OECD countries spending on health care increased by 3.4% on average in 2016, its highest rate since 2009. That percentage is still below pre-global financial crisis levels, when average health expenditures rose by around 4-6% per year (in real terms), outstripping economic growth. Health spending has tended to follow economic growth since 2012.

Health spending as a share of GDP was 8.9% in 2016 and is forecast to stay at this level in 2017. At 17.2% of GDP, health spending was highest in the United States. Switzerland (12.3%) and France (11.5%) are the second and third highest spenders. At the other end of the scale, Turkey (4.2%) and Mexico (5.4%) each spent less than 6% of their GDP on health.

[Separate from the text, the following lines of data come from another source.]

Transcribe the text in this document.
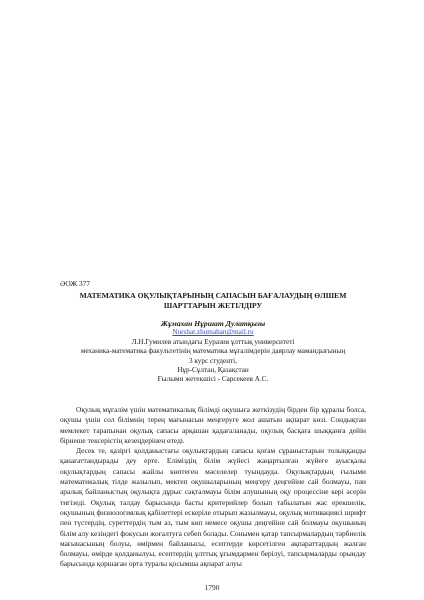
ӘОЖ 377
МАТЕМАТИКА ОҚУЛЫҚТАРЫНЫҢ САПАСЫН БАҒАЛАУДЫҢ ӨЛШЕМ
ШАРТТАРЫН ЖЕТІЛДІРУ
Жұмахан Нұршат Дулатқызы
Nurshat.zhumahan@mail.ru
Л.Н.Гумилев атындағы Еуразия ұлттық университеті
механика-математика факультетінің математика мұғалімдерін даярлау мамандығының
3 курс студенті,
Нұр-Сұлтан, Қазақстан
Ғылыми жетекшісі - Сарсекеев А.С.

Оқулық мұғалім үшін математикалық білімді оқушыға жеткізудің бірден бір құралы болса, оқушы үшін сол білімнің терең мағынасын меңгеруге жол ашатын ақпарат көзі. Сондықтан мемлекет тарапынан оқулық сапасы арқашан қадағаланады, оқулық басқаға шыққанға дейін бірнеше тексерістің кезеңдерінен өтеді.

Десек те, қазіргі қолданыстағы оқулықтардың сапасы қоғам сұраныстарын толыққанды қанағаттандырады деу ерте. Еліміздің білім жүйесі жаңартылған жүйеге ауысқалы оқулықтардың сапасы жайлы көптеген мәселелер туындауда. Оқулықтардың ғылыми математикалық тілде жазылып, мектеп оқушыларының меңгеру деңгейіне сай болмауы, пән аралық байланыстың оқулықта дұрыс сақталмауы білім алушының оқу процессіне кері әсерін тигізеді. Оқулық талдау барысында басты критерийлер болып табылатын жас ерекшелік, оқушының физиологиялық қабілеттері ескеріле отырып жазылмауы, оқулық мотивациясі шрифт пен түстердің, суреттердің тым аз, тым көп немесе оқушы деңгейіне сай болмауы оқушының білім алу кезіндегі фокусын жоғалтуға себеп болады. Сонымен қатар тапсырмалардың тәрбиелік мағынасының болуы, өмірмен байланысы, есептерде көрсетілген ақпараттардың жалған болмауы, өмірде қолданылуы, есептердің ұлттық ұғымдармен берілуі, тапсырмаларды орындау барысында қоршаған орта туралы қосымша ақпарат алуы

1790
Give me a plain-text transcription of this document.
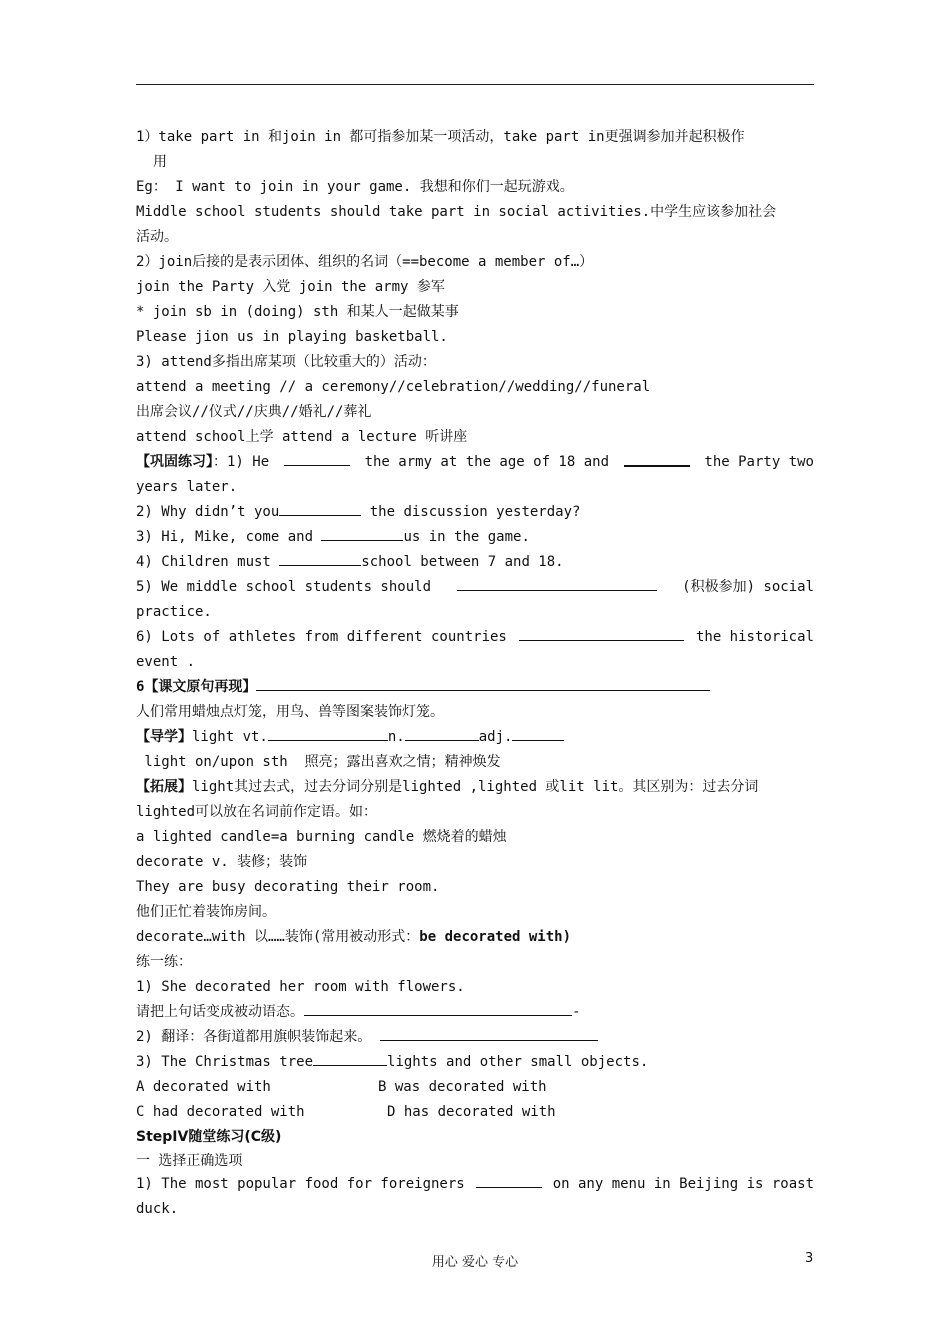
1）take part in 和join in 都可指参加某一项活动，take part in更强调参加并起积极作
用
Eg： I want to join in your game. 我想和你们一起玩游戏。
Middle school students should take part in social activities.中学生应该参加社会
活动。
2）join后接的是表示团体、组织的名词（==become a member of…）
join the Party 入党 join the army 参军
* join sb in (doing) sth 和某人一起做某事
Please jion us in playing basketball.
3) attend多指出席某项（比较重大的）活动：
attend a meeting // a ceremony//celebration//wedding//funeral
出席会议//仪式//庆典//婚礼//葬礼
attend school上学 attend a lecture 听讲座
【巩固练习】：1) He	the army at the age of 18 and	the Party two
years later.
2) Why didn’t you	the discussion yesterday?
3) Hi, Mike, come and	us in the game.
4) Children must	school between 7 and 18.
5) We middle school students should	(积极参加) social
practice.
6) Lots of athletes from different countries	the historical
event .
6【课文原句再现】
人们常用蜡烛点灯笼，用鸟、兽等图案装饰灯笼。
【导学】light vt.	n.	adj.
light on/upon sth  照亮；露出喜欢之情；精神焕发
【拓展】light其过去式，过去分词分别是lighted ,lighted 或lit lit。其区别为：过去分词
lighted可以放在名词前作定语。如：
a lighted candle=a burning candle 燃烧着的蜡烛
decorate v. 装修；装饰
They are busy decorating their room.
他们正忙着装饰房间。
decorate…with 以……装饰(常用被动形式：be decorated with)
练一练：
1) She decorated her room with flowers.
请把上句话变成被动语态。	-
2) 翻译：各街道都用旗帜装饰起来。
3) The Christmas tree	lights and other small objects.
A decorated with	B was decorated with
C had decorated with	D has decorated with
StepIV随堂练习(C级)
一 选择正确选项
1) The most popular food for foreigners	on any menu in Beijing is roast
duck.
用心 爱心 专心	3
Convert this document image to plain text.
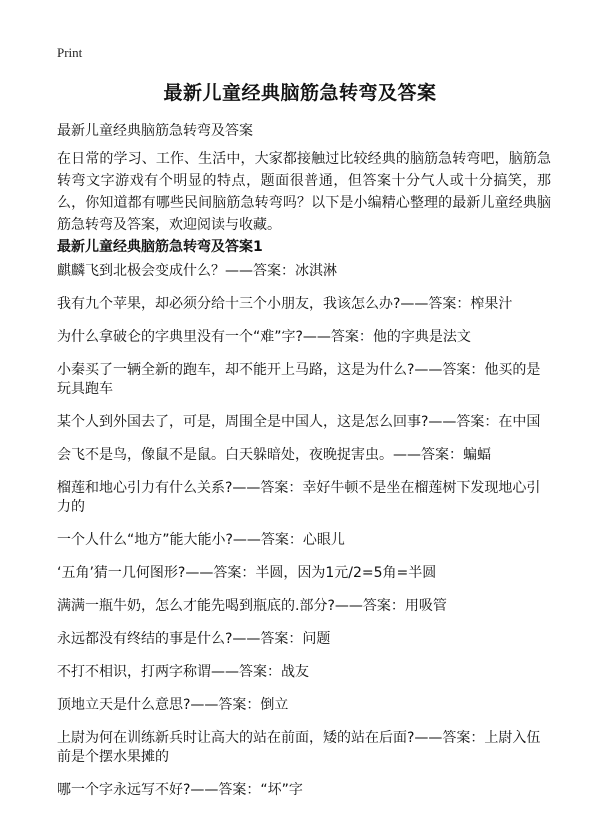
Print
最新儿童经典脑筋急转弯及答案
最新儿童经典脑筋急转弯及答案

在日常的学习、工作、生活中，大家都接触过比较经典的脑筋急转弯吧，脑筋急转弯文字游戏有个明显的特点，题面很普通，但答案十分气人或十分搞笑，那么，你知道都有哪些民间脑筋急转弯吗？以下是小编精心整理的最新儿童经典脑筋急转弯及答案，欢迎阅读与收藏。

最新儿童经典脑筋急转弯及答案1
麒麟飞到北极会变成什么？——答案：冰淇淋
我有九个苹果，却必须分给十三个小朋友，我该怎么办?——答案：榨果汁
为什么拿破仑的字典里没有一个“难”字?——答案：他的字典是法文
小秦买了一辆全新的跑车，却不能开上马路，这是为什么?——答案：他买的是玩具跑车
某个人到外国去了，可是，周围全是中国人，这是怎么回事?——答案：在中国
会飞不是鸟，像鼠不是鼠。白天躲暗处，夜晚捉害虫。——答案：蝙蝠
榴莲和地心引力有什么关系?——答案：幸好牛顿不是坐在榴莲树下发现地心引力的
一个人什么“地方”能大能小?——答案：心眼儿
‘五角’猜一几何图形?——答案：半圆，因为1元/2=5角=半圆
满满一瓶牛奶，怎么才能先喝到瓶底的.部分?——答案：用吸管
永远都没有终结的事是什么?——答案：问题
不打不相识，打两字称谓——答案：战友
顶地立天是什么意思?——答案：倒立
上尉为何在训练新兵时让高大的站在前面，矮的站在后面?——答案：上尉入伍前是个摆水果摊的
哪一个字永远写不好?——答案：“坏”字
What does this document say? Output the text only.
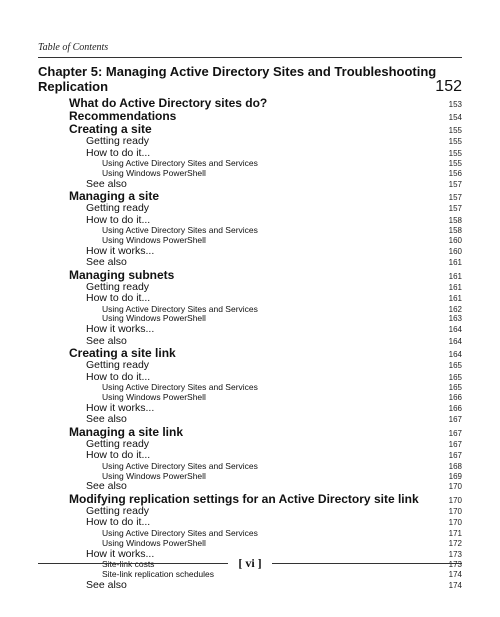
Table of Contents
Chapter 5: Managing Active Directory Sites and Troubleshooting
Replication	152
What do Active Directory sites do?	153
Recommendations	154
Creating a site	155
Getting ready	155
How to do it...	155
Using Active Directory Sites and Services	155
Using Windows PowerShell	156
See also	157
Managing a site	157
Getting ready	157
How to do it...	158
Using Active Directory Sites and Services	158
Using Windows PowerShell	160
How it works...	160
See also	161
Managing subnets	161
Getting ready	161
How to do it...	161
Using Active Directory Sites and Services	162
Using Windows PowerShell	163
How it works...	164
See also	164
Creating a site link	164
Getting ready	165
How to do it...	165
Using Active Directory Sites and Services	165
Using Windows PowerShell	166
How it works...	166
See also	167
Managing a site link	167
Getting ready	167
How to do it...	167
Using Active Directory Sites and Services	168
Using Windows PowerShell	169
See also	170
Modifying replication settings for an Active Directory site link	170
Getting ready	170
How to do it...	170
Using Active Directory Sites and Services	171
Using Windows PowerShell	172
How it works...	173
Site-link costs	173
Site-link replication schedules	174
See also	174
[ vi ]
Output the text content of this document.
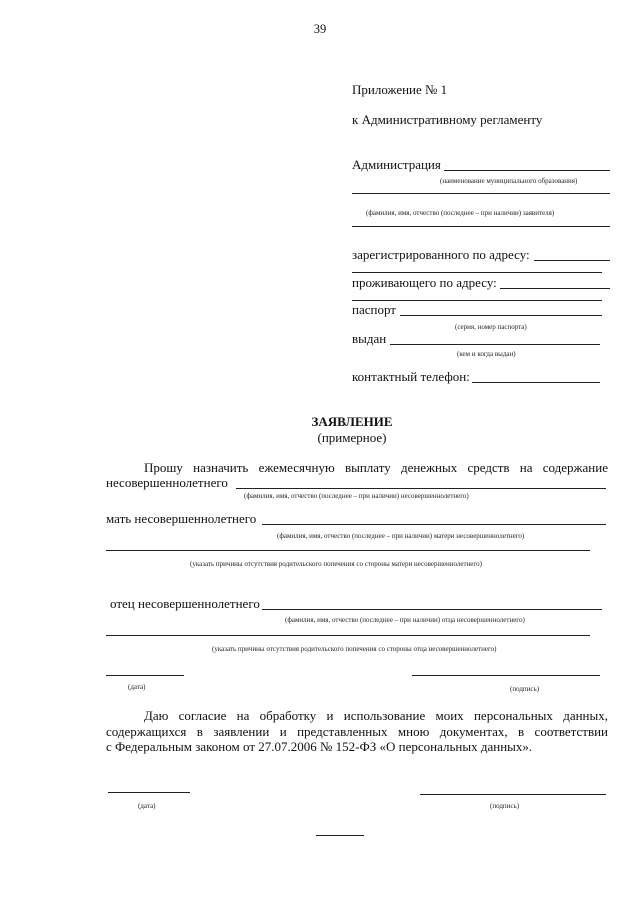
39
Приложение № 1
к Административному регламенту
Администрация
(наименование муниципального образования)
(фамилия, имя, отчество (последнее – при наличии) заявителя)
зарегистрированного по адресу:
проживающего по адресу:
паспорт
(серия, номер паспорта)
выдан
(кем и когда выдан)
контактный телефон:
ЗАЯВЛЕНИЕ
(примерное)
Прошу назначить ежемесячную выплату денежных средств на содержание
несовершеннолетнего
(фамилия, имя, отчество (последнее – при наличии) несовершеннолетнего)
мать несовершеннолетнего
(фамилия, имя, отчество (последнее – при наличии) матери несовершеннолетнего)
(указать причины отсутствия родительского попечения со стороны матери несовершеннолетнего)
отец несовершеннолетнего
(фамилия, имя, отчество (последнее – при наличии) отца несовершеннолетнего)
(указать причины отсутствия родительского попечения со стороны отца несовершеннолетнего)
(дата)	(подпись)
Даю согласие на обработку и использование моих персональных данных,
содержащихся в заявлении и представленных мною документах, в соответствии
с Федеральным законом от 27.07.2006 № 152-ФЗ «О персональных данных».
(дата)	(подпись)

In per capita terms, health spending in 2017 is estimated to have reached USD 4 069 (adjusted for differences in price levels) on average across the OECD. This is roughly 70% more than OECD countries spend on education for each citizen.

In the United States, the average spend is expected to have risen above USD 10 000 for the first time in 2017. Per capita spending was also much above the OECD average in Switzerland (USD 8 009), Luxembourg (USD 7 049) and Norway (USD 6 351).

Overall health spending growth in 2016 was mainly triggered by increases in outpatient care (+4.4%), with long-term care (+3.0%), retail pharmaceuticals (+2.8%) and inpatient care (+2.2%) recording more moderate growth.